Voyage à travers le haïku japonais

[Haïku] Allons voir si le nid...

Culture

Avec son haïku, Bashô nous invite à aller observer le monde réel, plutôt que de nous contenter du prisme de la littérature.

さみだれに鳰のうき巣を見にゆかむ 芭蕉

Samidare ni / nio no ukisu o / mi ni yukan

Aux pluies d’été,
allons le voir
le nid flottant du grèbe

(Poème écrit par Bashô en 1687), traduction par Chloé Viatte

Au Japon, la saison des pluies commence généralement vers le début juin pour finir à la mi-juillet, mais à l’époque de Bashô, la saison des pluies tombait au cinquième mois du calendrier lunaire et samidare, le mot de saison du poème indiquant « pluie du début de l’été », s’écrivait 五月雨 : des idéogrammes qui signifient littéralement « pluie du cinquième mois ».

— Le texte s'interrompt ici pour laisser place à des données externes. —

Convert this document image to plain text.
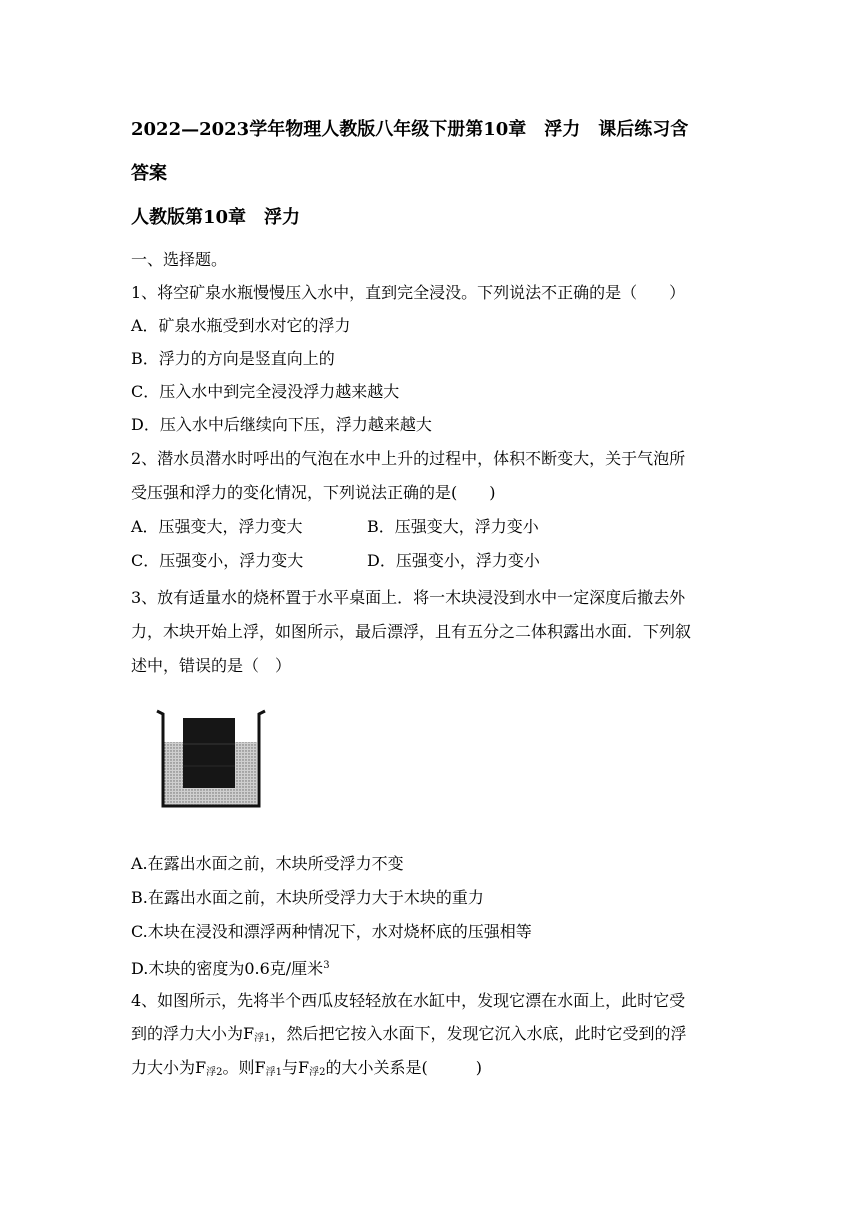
2022—2023学年物理人教版八年级下册第10章　浮力　课后练习含
答案
人教版第10章　浮力
一、选择题。
1、将空矿泉水瓶慢慢压入水中，直到完全浸没。下列说法不正确的是（　　）
A．矿泉水瓶受到水对它的浮力
B．浮力的方向是竖直向上的
C．压入水中到完全浸没浮力越来越大
D．压入水中后继续向下压，浮力越来越大
2、潜水员潜水时呼出的气泡在水中上升的过程中，体积不断变大，关于气泡所
受压强和浮力的变化情况，下列说法正确的是(　　)
A．压强变大，浮力变大	B．压强变大，浮力变小
C．压强变小，浮力变大	D．压强变小，浮力变小
3、放有适量水的烧杯置于水平桌面上．将一木块浸没到水中一定深度后撤去外
力，木块开始上浮，如图所示，最后漂浮，且有五分之二体积露出水面．下列叙
述中，错误的是（　）
A.在露出水面之前，木块所受浮力不变
B.在露出水面之前，木块所受浮力大于木块的重力
C.木块在浸没和漂浮两种情况下，水对烧杯底的压强相等
D.木块的密度为0.6克/厘米$^3$
4、如图所示，先将半个西瓜皮轻轻放在水缸中，发现它漂在水面上，此时它受
到的浮力大小为$F_{浮1}$，然后把它按入水面下，发现它沉入水底，此时它受到的浮
力大小为$F_{浮2}$。则$F_{浮1}$与$F_{浮2}$的大小关系是(　　　)
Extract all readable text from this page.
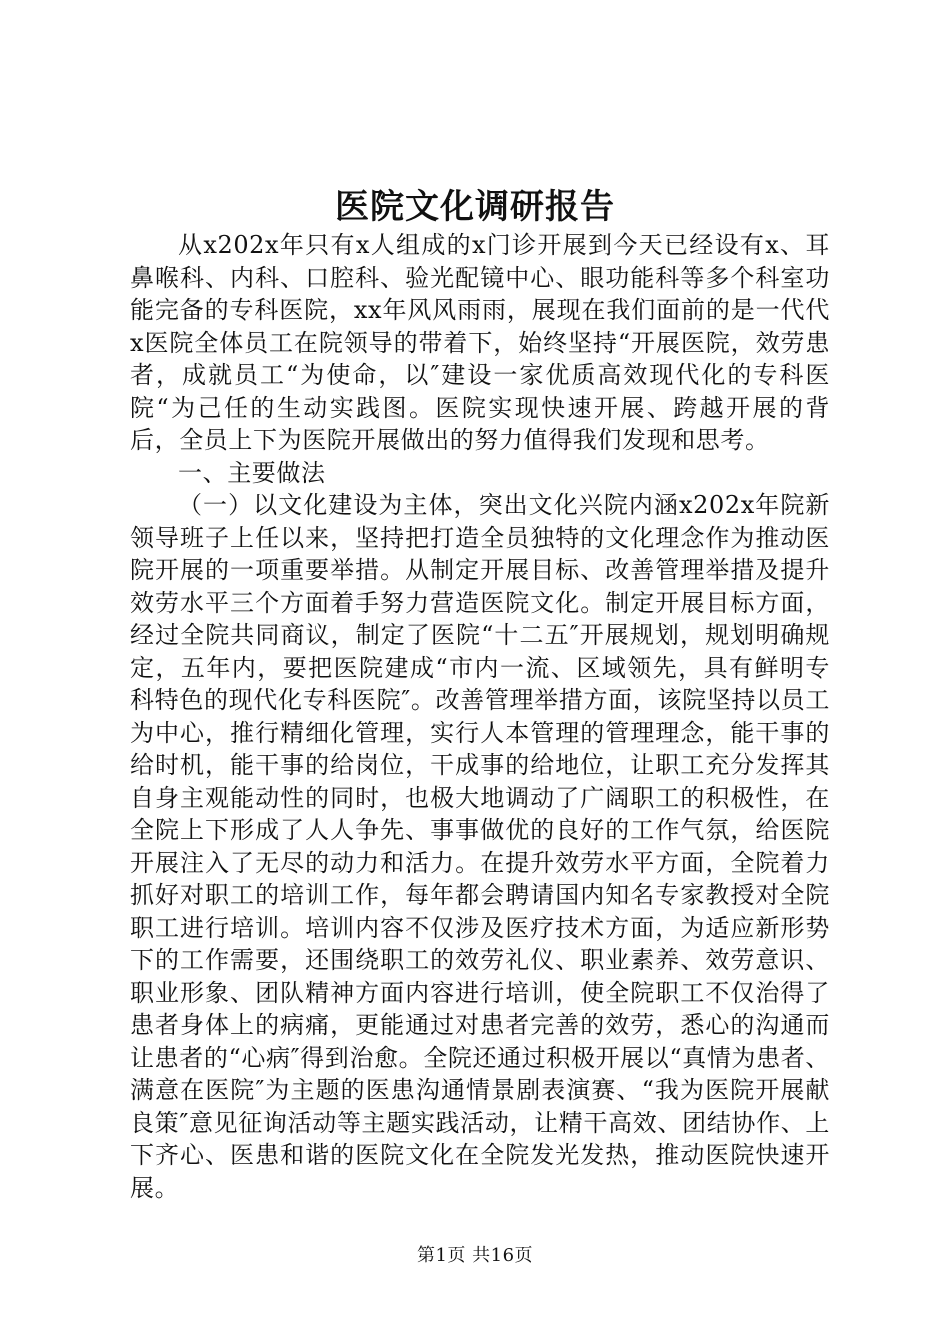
医院文化调研报告

从x202x年只有x人组成的x门诊开展到今天已经设有x、耳鼻喉科、内科、口腔科、验光配镜中心、眼功能科等多个科室功能完备的专科医院，xx年风风雨雨，展现在我们面前的是一代代x医院全体员工在院领导的带着下，始终坚持“开展医院，效劳患者，成就员工“为使命，以″建设一家优质高效现代化的专科医院“为己任的生动实践图。医院实现快速开展、跨越开展的背后，全员上下为医院开展做出的努力值得我们发现和思考。

一、主要做法

（一）以文化建设为主体，突出文化兴院内涵x202x年院新领导班子上任以来，坚持把打造全员独特的文化理念作为推动医院开展的一项重要举措。从制定开展目标、改善管理举措及提升效劳水平三个方面着手努力营造医院文化。制定开展目标方面，经过全院共同商议，制定了医院“十二五″开展规划，规划明确规定，五年内，要把医院建成“市内一流、区域领先，具有鲜明专科特色的现代化专科医院″。改善管理举措方面，该院坚持以员工为中心，推行精细化管理，实行人本管理的管理理念，能干事的给时机，能干事的给岗位，干成事的给地位，让职工充分发挥其自身主观能动性的同时，也极大地调动了广阔职工的积极性，在全院上下形成了人人争先、事事做优的良好的工作气氛，给医院开展注入了无尽的动力和活力。在提升效劳水平方面，全院着力抓好对职工的培训工作，每年都会聘请国内知名专家教授对全院职工进行培训。培训内容不仅涉及医疗技术方面，为适应新形势下的工作需要，还围绕职工的效劳礼仪、职业素养、效劳意识、职业形象、团队精神方面内容进行培训，使全院职工不仅治得了患者身体上的病痛，更能通过对患者完善的效劳，悉心的沟通而让患者的“心病″得到治愈。全院还通过积极开展以“真情为患者、满意在医院″为主题的医患沟通情景剧表演赛、“我为医院开展献良策″意见征询活动等主题实践活动，让精干高效、团结协作、上下齐心、医患和谐的医院文化在全院发光发热，推动医院快速开展。

第1页 共16页
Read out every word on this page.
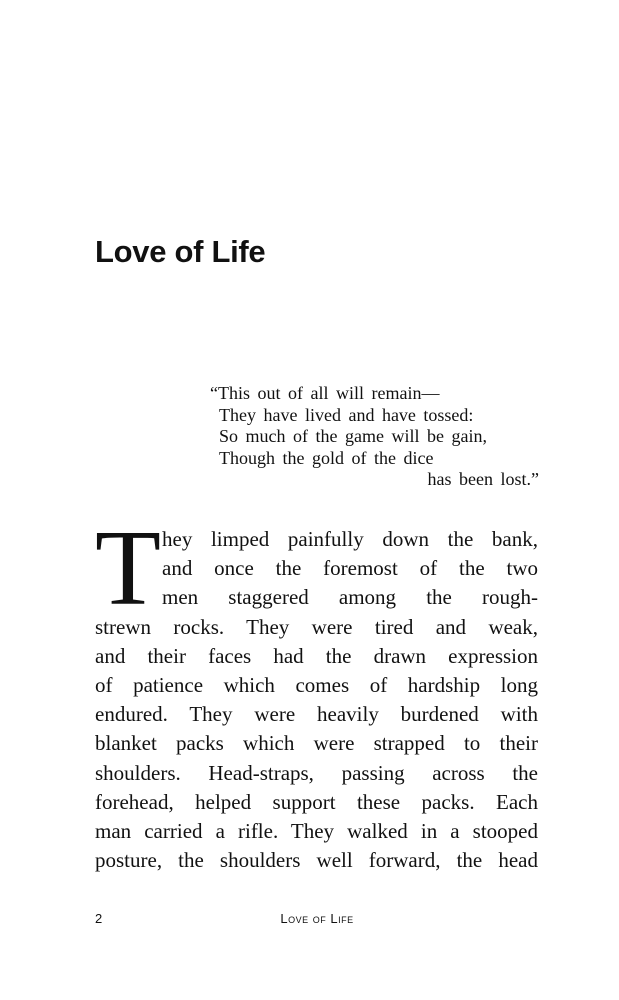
Love of Life
“This out of all will remain—
They have lived and have tossed:
So much of the game will be gain,
Though the gold of the dice
has been lost.”
T hey limped painfully down the bank,
and once the foremost of the two
men staggered among the rough-
strewn rocks. They were tired and weak,
and their faces had the drawn expression
of patience which comes of hardship long
endured. They were heavily burdened with
blanket packs which were strapped to their
shoulders. Head-straps, passing across the
forehead, helped support these packs. Each
man carried a rifle. They walked in a stooped
posture, the shoulders well forward, the head
2	Love of Life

Nio est l’ancien nom du kaitsuburi (petit grèbe), ces oiseaux aquatiques font des nids en végétation qu’on voit flotter à la surface des lacs et des étangs. On utilisait jadis l’image du « nid flottant de petit grèbe » (nio no ukisu), pour parler de quelque chose d’éphémère et de fragile. La princesse Shikishi (1149-1201) écrivait par exemple dans un de ses waka : Hakanashi ya / kaze ni tadayou / nami no ue / nio no ukisu no / sate mo yo ni furu (Éphémères / Être au monde / comme ce nid de grèbe / flottant sur l’onde, / emporté par le vent).

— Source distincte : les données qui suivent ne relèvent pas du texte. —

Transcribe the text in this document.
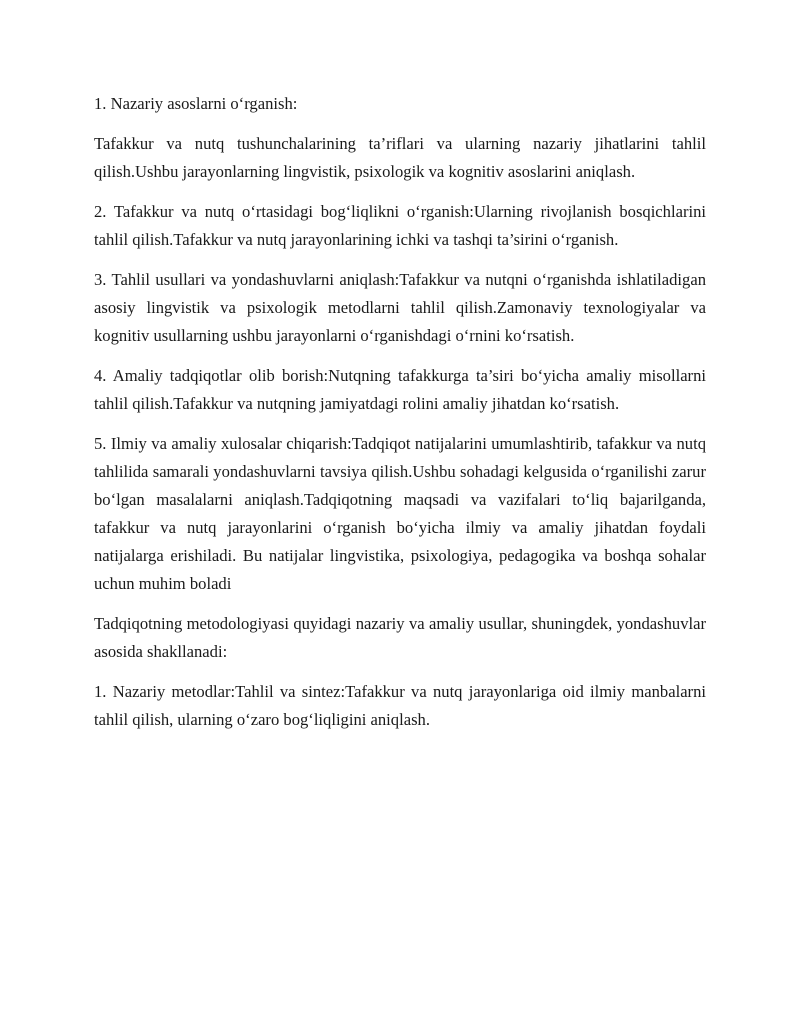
1. Nazariy asoslarni o‘rganish:

Tafakkur va nutq tushunchalarining ta’riflari va ularning nazariy jihatlarini tahlil qilish.Ushbu jarayonlarning lingvistik, psixologik va kognitiv asoslarini aniqlash.

2. Tafakkur va nutq o‘rtasidagi bog‘liqlikni o‘rganish:Ularning rivojlanish bosqichlarini tahlil qilish.Tafakkur va nutq jarayonlarining ichki va tashqi ta’sirini o‘rganish.

3. Tahlil usullari va yondashuvlarni aniqlash:Tafakkur va nutqni o‘rganishda ishlatiladigan asosiy lingvistik va psixologik metodlarni tahlil qilish.Zamonaviy texnologiyalar va kognitiv usullarning ushbu jarayonlarni o‘rganishdagi o‘rnini ko‘rsatish.

4. Amaliy tadqiqotlar olib borish:Nutqning tafakkurga ta’siri bo‘yicha amaliy misollarni tahlil qilish.Tafakkur va nutqning jamiyatdagi rolini amaliy jihatdan ko‘rsatish.

5. Ilmiy va amaliy xulosalar chiqarish:Tadqiqot natijalarini umumlashtirib, tafakkur va nutq tahlilida samarali yondashuvlarni tavsiya qilish.Ushbu sohadagi kelgusida o‘rganilishi zarur bo‘lgan masalalarni aniqlash.Tadqiqotning maqsadi va vazifalari to‘liq bajarilganda, tafakkur va nutq jarayonlarini o‘rganish bo‘yicha ilmiy va amaliy jihatdan foydali natijalarga erishiladi. Bu natijalar lingvistika, psixologiya, pedagogika va boshqa sohalar uchun muhim boladi

Tadqiqotning metodologiyasi quyidagi nazariy va amaliy usullar, shuningdek, yondashuvlar asosida shakllanadi:

1. Nazariy metodlar:Tahlil va sintez:Tafakkur va nutq jarayonlariga oid ilmiy manbalarni tahlil qilish, ularning o‘zaro bog‘liqligini aniqlash.
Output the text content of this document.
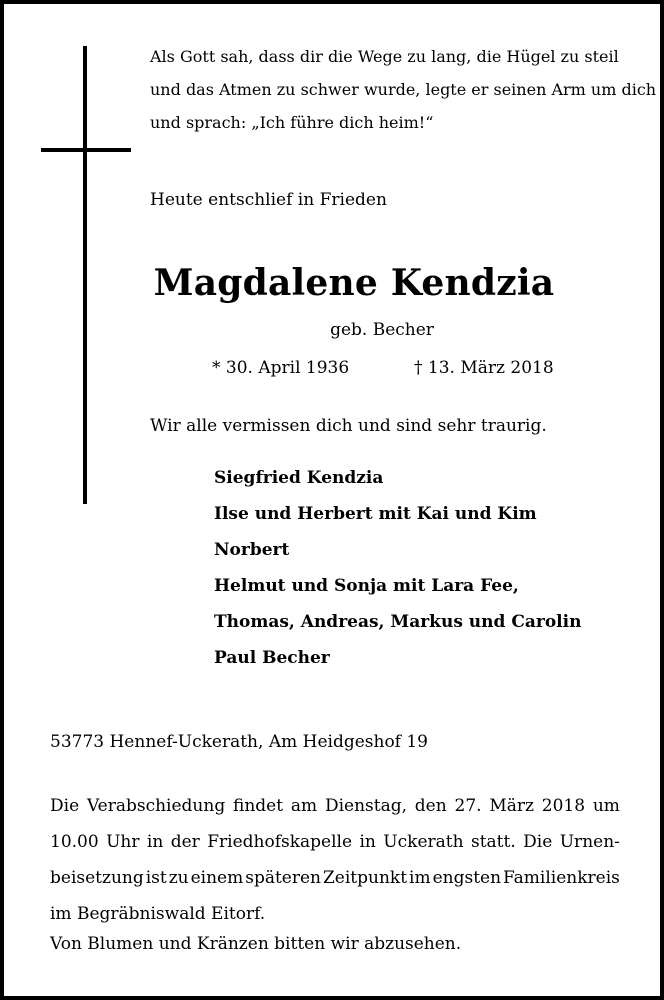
Als Gott sah, dass dir die Wege zu lang, die Hügel zu steil
und das Atmen zu schwer wurde, legte er seinen Arm um dich
und sprach: „Ich führe dich heim!“
Heute entschlief in Frieden
Magdalene Kendzia
geb. Becher
* 30. April 1936	† 13. März 2018
Wir alle vermissen dich und sind sehr traurig.
Siegfried Kendzia
Ilse und Herbert mit Kai und Kim
Norbert
Helmut und Sonja mit Lara Fee,
Thomas, Andreas, Markus und Carolin
Paul Becher
53773 Hennef-Uckerath, Am Heidgeshof 19
Die Verabschiedung findet am Dienstag, den 27. März 2018 um
10.00 Uhr in der Friedhofskapelle in Uckerath statt. Die Urnen-
beisetzung ist zu einem späteren Zeitpunkt im engsten Familienkreis
im Begräbniswald Eitorf.
Von Blumen und Kränzen bitten wir abzusehen.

Mais Matsuo Bashô pousse le lecteur à aller voir par lui-même le nid du petit grèbe flottant quand les averses gonflent les étangs au moment de la saison des pluies, ce qui a une existence si brève, allons le voir de nos yeux, là où il se trouve réellement. Tout l’esprit de ce poème qui reprend des images et des termes empruntés aux waka et aux renga de la poésie classique, est dans l’invite au lecteur. C’est ce « allons le voir » qui fait vraiment de ces vers un haïku.